辞めると言ってももちろん生活がありますので、現実的に考えれば仮面従業員を装いながら虎視眈々と次の職場探しをすることが望ましいですね。
転職活動と言ってもただ闇雲に次々と転生を繰り返していては、経歴に傷がつきまくってしまいます。
その結果、書類選考の時点でどこにも引っかからないような転職まみれの履歴書が出来上がってしまうかもしれません。
それでは自らチャンスを潰してしまっているようなものです。
ここぞという時にしっかりと準備をして転職を成功させることができるように、転職は転職のプロに相談するのが鉄則です。
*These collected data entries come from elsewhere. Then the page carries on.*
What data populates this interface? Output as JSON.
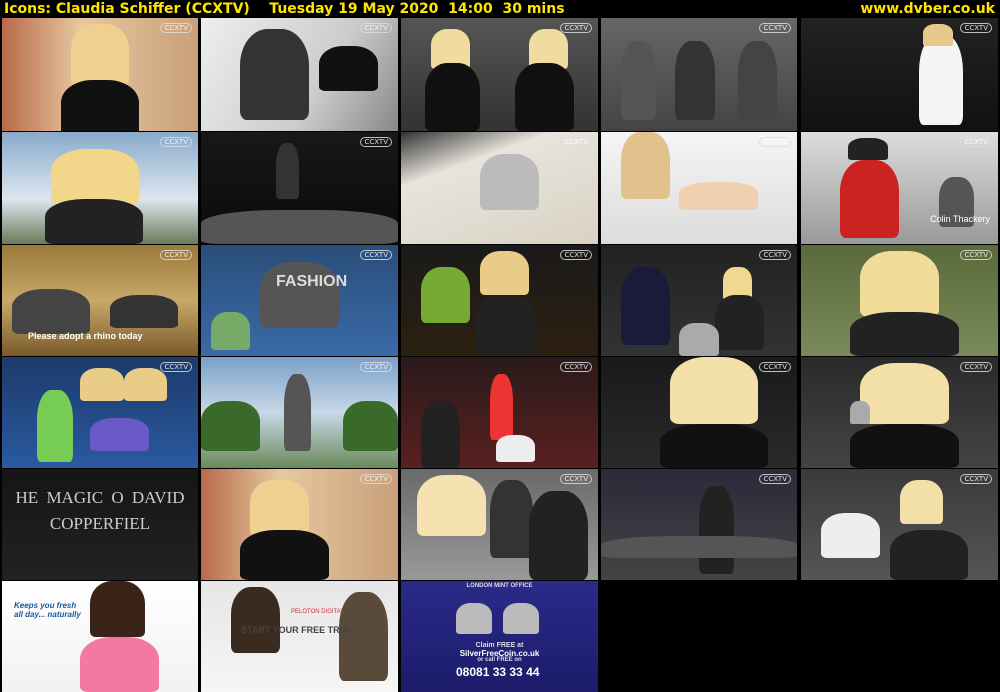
{
  "header": {
    "title": "Icons: Claudia Schiffer (CCXTV)    Tuesday 19 May 2020  14:00  30 mins",
    "site": "www.dvber.co.uk"
  },
  "colors": {
    "header_text": "#ffe600",
    "background": "#000000"
  },
  "channel_logo": "CCXTV",
  "thumbnails": [
    {
      "name": "thumb-interview-sofa",
      "caption": ""
    },
    {
      "name": "thumb-autograph-photo",
      "caption": ""
    },
    {
      "name": "thumb-runway-black",
      "caption": ""
    },
    {
      "name": "thumb-runway-suits",
      "caption": ""
    },
    {
      "name": "thumb-runway-letters-dress",
      "caption": ""
    },
    {
      "name": "thumb-interview-balcony",
      "caption": ""
    },
    {
      "name": "thumb-runway-dark",
      "caption": ""
    },
    {
      "name": "thumb-sketch-drawing",
      "caption": ""
    },
    {
      "name": "thumb-hand-ad",
      "caption": ""
    },
    {
      "name": "thumb-chelsea-pensioner",
      "caption": "Colin Thackery"
    },
    {
      "name": "thumb-rhino-ad",
      "caption": "Please adopt a rhino today"
    },
    {
      "name": "thumb-fashion-building",
      "caption": "FASHION"
    },
    {
      "name": "thumb-harrods-signing",
      "caption": ""
    },
    {
      "name": "thumb-press-conference",
      "caption": ""
    },
    {
      "name": "thumb-interview-table",
      "caption": ""
    },
    {
      "name": "thumb-dolls-launch",
      "caption": ""
    },
    {
      "name": "thumb-victory-column",
      "caption": ""
    },
    {
      "name": "thumb-premiere-red",
      "caption": ""
    },
    {
      "name": "thumb-closeup-premiere",
      "caption": ""
    },
    {
      "name": "thumb-closeup-mic",
      "caption": ""
    },
    {
      "name": "thumb-magic-sign",
      "caption": "HE MAGIC O DAVID COPPERFIEL"
    },
    {
      "name": "thumb-interview-sofa-2",
      "caption": ""
    },
    {
      "name": "thumb-premiere-crowd",
      "caption": ""
    },
    {
      "name": "thumb-premiere-street",
      "caption": ""
    },
    {
      "name": "thumb-crowd-scarf",
      "caption": ""
    },
    {
      "name": "thumb-deodorant-ad",
      "caption": "Keeps you fresh all day... naturally"
    },
    {
      "name": "thumb-peloton-ad",
      "caption": "START YOUR FREE TRIAL"
    },
    {
      "name": "thumb-coin-ad",
      "caption": "08081 33 33 44"
    }
  ],
  "ad_texts": {
    "peloton_brand": "PELOTON DIGITAL",
    "coin_brand": "LONDON MINT OFFICE",
    "coin_site": "SilverFreeCoin.co.uk",
    "coin_claim": "Claim FREE at",
    "coin_or": "or call FREE on"
  }
}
例えば、もしあなたが盲腸で手術が必要になった時には誰に相談しますか?
まさか耳鼻科医のところに行って手術をお願いしませんよね?
医者なら誰でも良いわけではありませんよね?
ちゃんと外科医の先生にお願いするはずです。
同じように転職の場合も、転職エージェントなら誰でも良いわけではなく、転職したい分野に特化したエージェントを探す必要があります。
その専門分野に特化しているエージェントに相談することで、外科医に手術をお願いするように、安心して転職活動のサポートをしてもらうことができます。
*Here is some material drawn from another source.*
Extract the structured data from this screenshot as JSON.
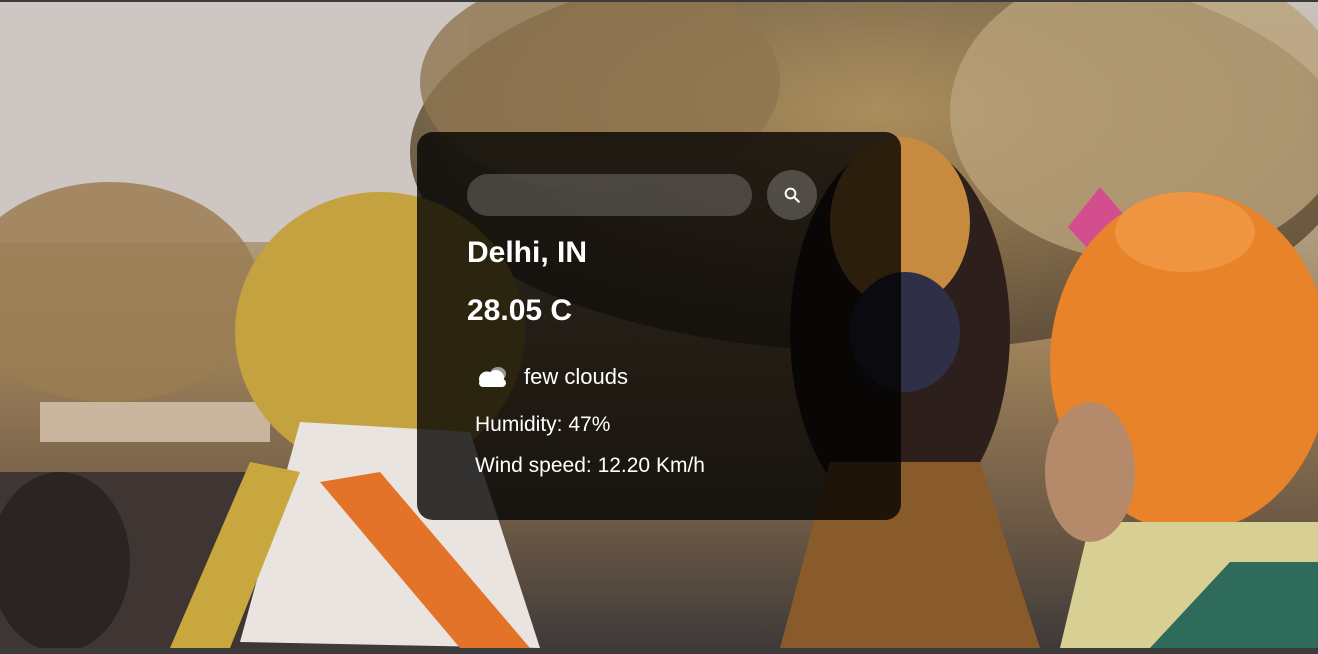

エージェントはほとんどの場合、就職するまですべて無料で相談に乗ってもらうことができるので、利用しない手はないと思います。
とはいえヒト対ヒトですから、当然エージェントとも合う合わないはあります。
「このエージェント合わないな」と思えば、違うエージェントに相談してみればいいだけの話です。
手術は外科医、専門分野の転職は専門のエージェントに相談しましょう。
まとめ
求人票や募集要項と違う労働環境で働かされることは、今の日本ではまだまだ多くあります。
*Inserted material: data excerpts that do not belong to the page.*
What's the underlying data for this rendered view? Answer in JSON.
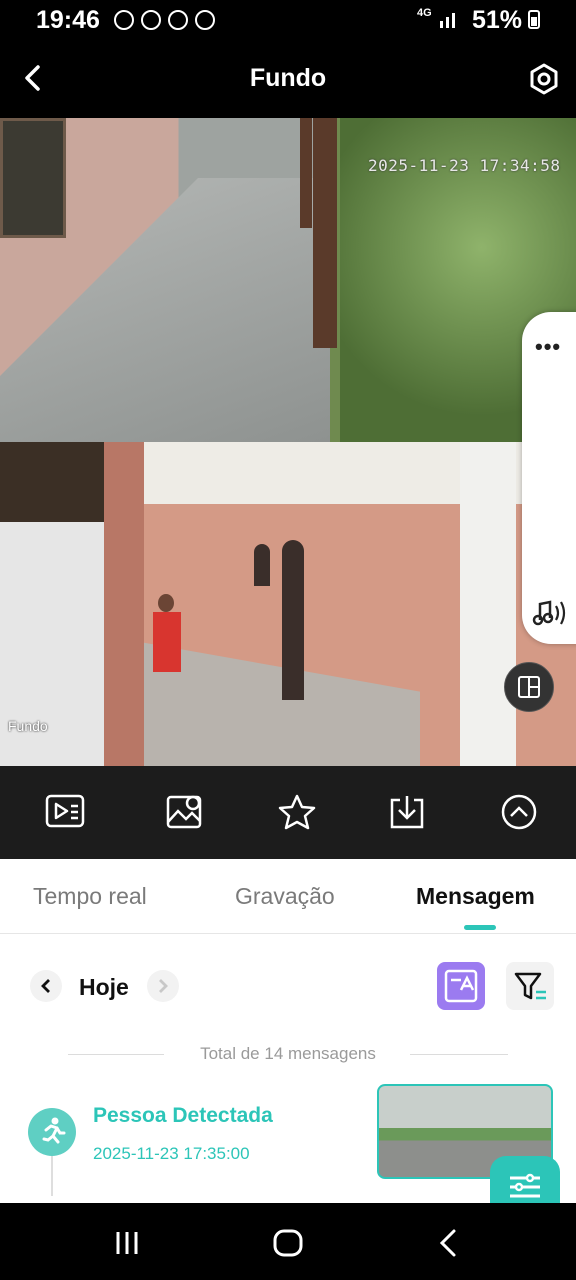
{
  "status_bar": {
    "time": "19:46",
    "network": "4G",
    "battery": "51%"
  },
  "header": {
    "title": "Fundo"
  },
  "video": {
    "timestamp": "2025-11-23 17:34:58",
    "camera_label": "Fundo"
  },
  "tabs": [
    {
      "label": "Tempo real",
      "active": false
    },
    {
      "label": "Gravação",
      "active": false
    },
    {
      "label": "Mensagem",
      "active": true
    }
  ],
  "date_nav": {
    "label": "Hoje"
  },
  "messages": {
    "total_text": "Total de 14 mensagens",
    "items": [
      {
        "title": "Pessoa Detectada",
        "time": "2025-11-23 17:35:00",
        "icon": "person-running-icon"
      }
    ]
  },
  "colors": {
    "accent": "#2cc5b8",
    "translate_button": "#9b7bf0",
    "toolbar_bg": "#1c1c1c"
  }
}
会計業界、特に税理士業界ではブラック企業化している事務所もかなりの数存在しています。
まずはそんなブラックなところに入社しないように、細心の注意をはらってよく見定めることです。
初めからその分野の転職の専門家に相談することで、そのようなブラック企業に勤めてしまう事故を減らすことができます。
入社してから気がついた場合は、自分のキャリアを考えながらより慎重に立ち回る必要があります。
ブラックな環境で長く働いている人は、多くの場合すでに頭がブラック企業を美化する思考に侵されていることがありますので、職場の先輩に相談しても何の解決にもならないことが多いでしょう。
誰に相談するか、相談先を間違えてはいけません。
職場の誰かに転職の相談をすることは絶対にやめましょう。
職場の誰かに相談してしまう人が多いのですが、転職のプロの視点で見たら、これは絶対にしてはならないことはもう常識です。
プロにきちんと相談して、求人詐欺(まがい)に引っかからないようにしましょう。
「うちの会社ブラックだ」
「あ〜辞めたい」
「今日も会社に行きたくない」
そんなことを思いながら毎日会社に通っている間に、あなたの心身は間違いなくストレスで蝕まれていきます。
命を削ってまでその嫌な会社にしがみつく必要はありますか?
専門のエージェントに相談して、求人詐欺から遠ざけてもらいながらあなたに合った職場を探しましょう。
「人を動かす」のD・カーネギーも、アップルを作ったスティーブ・ジョブスも、何度も仕事を変えながら自分に一番合った職場を見つけて成功しています。
職場は人生の多くの時間を過ごすことになる場所です。
自分のことですので、面倒臭がらずにしっかりと見定めていきましょう。
必ずあなたに合った職場があるはずです。